Los senos siliconados llegarán a convertirse en la norma, se “institucionalizarán”, y transformaran en una práctica universal. Cuando esto suceda, los senos naturales emergerán como lo “diferente”, lo “singular”, lo “raro” y por eso mismo precioso, y esto pondrá en marcha un proceso de deconstrucción y regresión hacia el status pre-silicónico del cuerpo femenino. Es probable que lo mismo suceda con los gordos.
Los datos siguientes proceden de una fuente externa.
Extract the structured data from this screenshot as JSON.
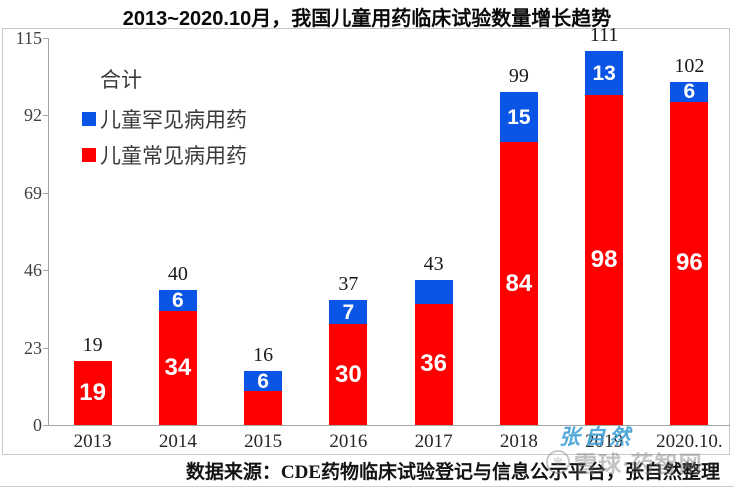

Cuando todas las mujeres en el mundo tengan el biotipo de Nicole Kidman, y todos los hombres exhiban las líneas de Cristiano Ronaldo, los gorditos seremos justipreciados como raras avis in terra, estableceremos la différence, y seremos valorados por nuestra singularidad, nuestra llamativa peculiaridad. Y sí, creo que “Dios me hará profeta”. No viviré para verlo, pero eso no tiene la menor importancia.
La agresión a los gordos debe identificarse como una forma de racismo, de violencia verbal, de exclusión, de ideología perversa, profundamente reñida con el espíritu de la democracia. Hemos de poner alto a esta locura, esta lamentable vesania. Después de todo, ¿qué es un gordo? Un ser humano que por causa de una enfermedad, o por decisión tomada desde sus libérrimos, inalienables derechos, ha decidido divergir de la normativa estética que la sociedad le impone al rebaño humano. Es una posición que exige nuestro respeto y más que nuestra tolerancia: nuestra consideración y nuestro amor. Y nunca olvidar la irónica sentencia de Ortega y Gasset: “En nuestra sociedad, todo el que es diferente es indecente”.